Endgültig vorbei mit der Freude am Fahren war es im Herbst 2015, als der Abgas-Skandal aufflog. VW hatte jahrelang Dieselautos so manipuliert, dass sie nur auf dem Prüfstand die Abgasgrenzwerte einhalten, auf der Straße aber deutlich mehr Schadstoffe ausstoßen.

Von der Schummel-Software ist auch der Tiguan von Klaus Hermann betroffen, teilten ihm die Wolfsburger im Juli 2016 mit. Bei seinem VW-Partner stehe die benötigte Software zur Umprogrammierung kostenlos zur Verfügung.

Klaus Hermann dachte gar nicht daran, dem Rückruf zu folgen. Als „enttäuschter Kunde“ verfolgt er zwei Ziele: „VW soll den Tiguan zurückkaufen oder mir ein mängelfreies Neufahrzeug stellen.“ Ein Motor-Update, so Hermann, würde diese Ansprüche zunichte machen. Mehrfach habe er daher in Schreiben an das Autohaus die angebotene Software ausgeschlagen – zuletzt im Oktober 2016, als er sein Auto zum Reifenwechsel in die Werkstatt brachte. „Herr Hermann lehnt derzeit die Durchführung der Rückrufaktion ab“, heißt es auf der Auftragsbestätigung des Autohauses, die der WAZ vorliegt.

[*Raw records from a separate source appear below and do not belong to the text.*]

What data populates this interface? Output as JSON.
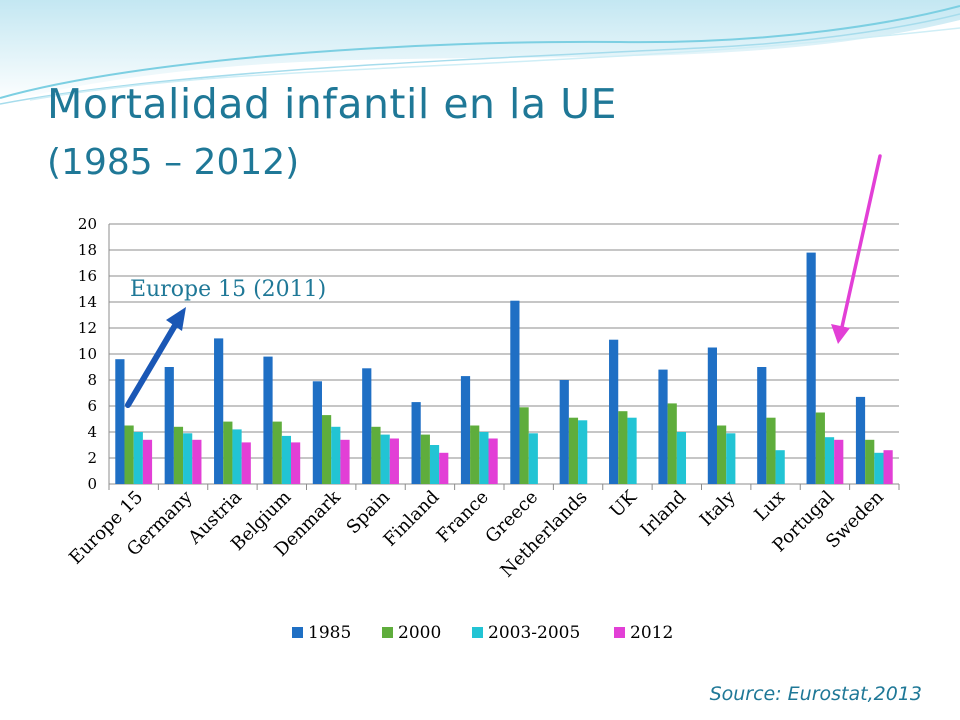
{
  "slide": {
    "title": "Mortalidad infantil  en la UE",
    "subtitle": "(1985 – 2012)",
    "source": "Source: Eurostat,2013",
    "annotation": "Europe 15 (2011)"
  },
  "colors": {
    "title": "#1f7897",
    "series": [
      "#1f6fc4",
      "#5fad3c",
      "#22c4d4",
      "#e23fd6"
    ],
    "arrow_blue": "#1a57b5",
    "arrow_magenta": "#e23fd6"
  },
  "chart_data": {
    "type": "bar",
    "categories": [
      "Europe 15",
      "Germany",
      "Austria",
      "Belgium",
      "Denmark",
      "Spain",
      "Finland",
      "France",
      "Greece",
      "Netherlands",
      "UK",
      "Irland",
      "Italy",
      "Lux",
      "Portugal",
      "Sweden"
    ],
    "series": [
      {
        "name": "1985",
        "values": [
          9.6,
          9.0,
          11.2,
          9.8,
          7.9,
          8.9,
          6.3,
          8.3,
          14.1,
          8.0,
          11.1,
          8.8,
          10.5,
          9.0,
          17.8,
          6.7
        ]
      },
      {
        "name": "2000",
        "values": [
          4.5,
          4.4,
          4.8,
          4.8,
          5.3,
          4.4,
          3.8,
          4.5,
          5.9,
          5.1,
          5.6,
          6.2,
          4.5,
          5.1,
          5.5,
          3.4
        ]
      },
      {
        "name": "2003-2005",
        "values": [
          4.0,
          3.9,
          4.2,
          3.7,
          4.4,
          3.8,
          3.0,
          4.0,
          3.9,
          4.9,
          5.1,
          4.0,
          3.9,
          2.6,
          3.6,
          2.4
        ]
      },
      {
        "name": "2012",
        "values": [
          3.4,
          3.4,
          3.2,
          3.2,
          3.4,
          3.5,
          2.4,
          3.5,
          null,
          null,
          null,
          null,
          null,
          null,
          3.4,
          2.6
        ]
      }
    ],
    "ylim": [
      0,
      20
    ],
    "yticks": [
      0,
      2,
      4,
      6,
      8,
      10,
      12,
      14,
      16,
      18,
      20
    ],
    "xlabel": "",
    "ylabel": "",
    "grid": true,
    "legend": "bottom"
  }
}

Außergerichtliche Einigung macht Mut

Im Januar fühlte sich der Weitmarer bestätigt. Ein Tiguan-Fahrer aus Trier hatte bereits gegen dieses Autohaus geklagt: in erster Instanz erfolglos. Vor dem Berufungstermin jedoch gab es eine Einigung. Alle Forderungen auf Entschädigung seien durchgesetzt worden, so der Anwalt des Fahrers, Dietrich Messler (die WAZ berichtete).

Derart bestärkt, wiederholte Hermann am 17. Januar seine Forderungen an die Geschäftsführung des Autohauses. Die Antwort, sechs Tage später, ließ ihn „vom Hocker fallen“. Der Dieselmotor des Tiguan sei „bereits überarbeitet“ worden, hieß es. „Wir bitten vor diesem Hintergrund um Verständnis, dass wir Ihrer Aufforderung (...) nicht nachkommen können.“

Konzernsprecher räumt „Versehen“ ein

Eine Nachfrage bestätigte: Das Update wurde im Oktober beim Reifenwechsel aufgespielt. „Ohne mein Wissen und trotz des Hinweises auf dem Auftrag“, so Hermann, der von einer „Täuschung“ spricht.

Ein VW-Sprecher bestätigt gegenüber der WAZ, dass das Update „versehentlich“ erfolgt sei. Zwar sei jeder betroffene Fahrer zu der Umprogrammierung verpflichtet. „Ansonsten kann eine Stilllegung durch die Behörden drohen.“ Gegen den ausdrücklichen Willen eines Kunden dürfe aber „selbstverständlich nicht gehandelt werden“. Dies sei bei Klaus Hermann offenkundig geschehen. Deshalb biete Volkswagen „in Abstimmung mit den Behörden in diesem absoluten Ausnahmefall“ an, die Software kostenfrei in den alten, wenn auch unzulässigen Zustand zurückzuversetzen.

Eine Offerte, die bei Klaus Hermann am Dienstag nur eine Reaktion hervorrief: „Ich falle gerade nochmal vom Hocker.“

>> 2,6 MILLIONEN AUTOS SIND BETROFFEN

  • Insgesamt sind in Deutschland 2,6 Millionen Fahrzeuge des VW-Konzerns von der „Schummel-Software“ betroffen. Davon wurden inzwischen über eine Million umgerüstet, wie ein VW-Sprecher am Dienstag der WAZ sagte.
  • Die Umprogrammierung der Software dauert je nach Fahrzeugtyp 20 bis 30 Minuten. „Wir bedauern zutiefst, dass wir Ihr Vertrauen enttäuscht haben“, heißt es in Schreiben von VW an die betroffenen Kunden.